3 Things You Need to Know about Big Data
Before you jump into a big data project, be sure to think about these three big data issues related to data integrity, data quality, and the nuances of analysis.
- By Fern Halper, Ph.D.
- March 5, 2013
Big data analytics is exciting to many organizations and for good reason. The ability to analyze big data provides unique opportunities for organizations in terms of the kind of analysis they can do. For example, instead of being limited to sampling large data sets, organizations can utilize much more granular and complete data to do analysis. This may lead to patterns that they hadn't seen before. Additionally, the ability to analyze data in real time in order to gain real time insights can be a competitive differentiator for an organization.
However, analyzing big data does have its own set of issues. Here are three related to data integrity, data quality, and the nuances of analysis worth thinking about.
#1: Big data can come from untrusted sources
Big data analysis often involves aggregating data from various sources. These may include both internal and external data sources.
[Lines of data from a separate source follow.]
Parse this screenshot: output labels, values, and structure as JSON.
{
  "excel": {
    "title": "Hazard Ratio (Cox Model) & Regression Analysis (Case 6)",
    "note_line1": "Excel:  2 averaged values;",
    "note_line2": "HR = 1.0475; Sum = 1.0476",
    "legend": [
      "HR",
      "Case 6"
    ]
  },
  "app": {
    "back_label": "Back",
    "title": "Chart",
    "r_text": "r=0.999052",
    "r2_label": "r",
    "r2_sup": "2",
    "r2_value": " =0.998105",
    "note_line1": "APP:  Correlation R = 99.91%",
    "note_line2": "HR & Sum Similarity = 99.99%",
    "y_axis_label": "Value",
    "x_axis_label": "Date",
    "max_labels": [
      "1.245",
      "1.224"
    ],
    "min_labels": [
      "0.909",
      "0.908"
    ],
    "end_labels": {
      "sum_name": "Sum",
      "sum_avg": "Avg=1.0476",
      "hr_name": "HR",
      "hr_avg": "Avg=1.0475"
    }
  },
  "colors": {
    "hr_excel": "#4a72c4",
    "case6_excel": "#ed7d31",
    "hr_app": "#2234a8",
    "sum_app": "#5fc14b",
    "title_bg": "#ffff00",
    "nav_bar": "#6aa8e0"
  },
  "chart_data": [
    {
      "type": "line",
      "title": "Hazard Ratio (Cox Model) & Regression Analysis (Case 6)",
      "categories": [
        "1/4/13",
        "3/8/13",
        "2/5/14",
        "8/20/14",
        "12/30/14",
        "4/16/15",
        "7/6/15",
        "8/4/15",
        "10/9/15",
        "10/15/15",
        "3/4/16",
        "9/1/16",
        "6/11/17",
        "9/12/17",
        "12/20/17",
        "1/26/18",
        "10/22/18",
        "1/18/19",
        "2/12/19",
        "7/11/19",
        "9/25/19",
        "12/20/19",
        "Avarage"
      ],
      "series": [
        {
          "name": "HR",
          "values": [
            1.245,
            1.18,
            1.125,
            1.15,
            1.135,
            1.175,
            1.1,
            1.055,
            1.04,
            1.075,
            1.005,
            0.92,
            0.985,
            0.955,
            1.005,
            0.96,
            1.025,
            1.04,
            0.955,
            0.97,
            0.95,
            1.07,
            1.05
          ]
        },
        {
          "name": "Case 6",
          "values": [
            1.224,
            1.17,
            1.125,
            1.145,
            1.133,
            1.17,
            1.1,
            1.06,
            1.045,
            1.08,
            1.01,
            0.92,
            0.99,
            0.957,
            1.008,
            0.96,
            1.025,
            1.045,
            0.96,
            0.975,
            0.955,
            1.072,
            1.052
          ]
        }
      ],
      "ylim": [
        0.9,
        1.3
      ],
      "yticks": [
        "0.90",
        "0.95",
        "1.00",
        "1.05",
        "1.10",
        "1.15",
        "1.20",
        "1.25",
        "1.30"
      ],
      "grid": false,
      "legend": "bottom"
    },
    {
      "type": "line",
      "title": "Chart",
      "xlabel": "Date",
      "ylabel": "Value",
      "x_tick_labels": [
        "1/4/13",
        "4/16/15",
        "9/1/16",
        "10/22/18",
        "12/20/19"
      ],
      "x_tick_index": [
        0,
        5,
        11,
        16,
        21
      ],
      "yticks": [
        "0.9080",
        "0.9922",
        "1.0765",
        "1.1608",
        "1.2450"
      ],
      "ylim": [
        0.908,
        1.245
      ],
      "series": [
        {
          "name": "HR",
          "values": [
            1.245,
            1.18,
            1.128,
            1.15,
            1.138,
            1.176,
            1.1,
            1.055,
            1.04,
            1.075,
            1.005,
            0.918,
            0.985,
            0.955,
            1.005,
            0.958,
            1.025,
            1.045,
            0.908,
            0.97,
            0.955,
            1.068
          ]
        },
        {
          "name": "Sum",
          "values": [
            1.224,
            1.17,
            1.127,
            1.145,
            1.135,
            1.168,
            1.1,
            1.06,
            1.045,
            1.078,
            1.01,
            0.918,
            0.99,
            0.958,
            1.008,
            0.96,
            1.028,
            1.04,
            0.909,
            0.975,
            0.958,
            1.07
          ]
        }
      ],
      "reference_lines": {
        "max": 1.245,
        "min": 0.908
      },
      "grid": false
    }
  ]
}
For instance, you may want to aggregate data extracted from unstructured data sources such as e-mails and call center notes together with structured data about your customers from your data warehouse, or you may be interested in analyzing social data.
The question is how trustworthy are those external sources of information? For example, how trustworthy is social media data such as a tweet? This information may come from an unverified source, or the information itself, reported by the source, can be false or misleading. The integrity of this data therefore needs to be considered in the analysis. Before you start utilizing this data you need to understand your data sources and decide what you are comfortable with including in your analysis.
#2: Big data is dirty
Dirty data refers to inaccurate, incomplete, incorrect, duplicate, or erroneous data. This may include the misspelling of words or data that comes from a piece of equipment that is broken or corrupted in some way. It can even include duplicate data such as retweets or company press releases that appear numerous times in social media.
Here's a simple example of how this can impact your analysis. Suppose you are interested in performing a competitive analysis using social media data. You are interested in seeing how often your competitor's product appears in the external sources you are monitoring and the sentiment associated with those posts. You look at the data and see that the number of positive posts about the competitor is twice as large as yours. Aside from the fact that sentiment scoring needs to be checked carefully, this could simply be a case where the competitor is pushing its own press releases out to multiple sources (in essence, tooting its own horn) or getting lots of people to retweet an announcement.
In this case, you need to make sure you know how you want to handle this duplicate social media data (e.g., there are cases where you might want the duplicates because it is valuable information in and of itself).
In general, the cleansing strategy you employ will depend on the source and type of data and the goal of your analysis. Big data cleansing strategies are evolving (perhaps not rapidly enough), and although some people debate whether big data needs to be cleaned, the reality is that it does -- except, perhaps, if you're developing a filter where your goal is to detect bad elements in the data.
#3: Big data changes, especially in data streams
If you're going to analyze big data streams, you need to be aware that data quality in your analysis can change or even that data itself can change because the conditions under which you're capturing data may change.
For instance, imagine a utility company collecting weather data to use as part of a big data analysis that also uses smart-meter data as well as other geospatial data to predict events or actions. What happens when analyzing this data in real time a gap is discovered in the smart-meter data? What if an environmental variable monitored by the smart meters changes?
How do you deal with this in your own analysis? Change detection algorithms in stream mining are an active area of research in data quality and analysis. (See, for example, work done by Tamparini Dasu et al at http://www.research.att.com/export/sites/att_labs/techdocs/TD_100014.pdf.) You need to at least be aware of the issues before you start trying to analyze a big data stream.
A Final Word
Of course, there are many more issues than the three listed here. Some of these issues are unique to big data analytics, and some are important in all kinds of data analysis. Organizations using big data analytics must make sure they have access to the skills to deal with the nuances of analyzing big data and the governance in place to deal with managing it.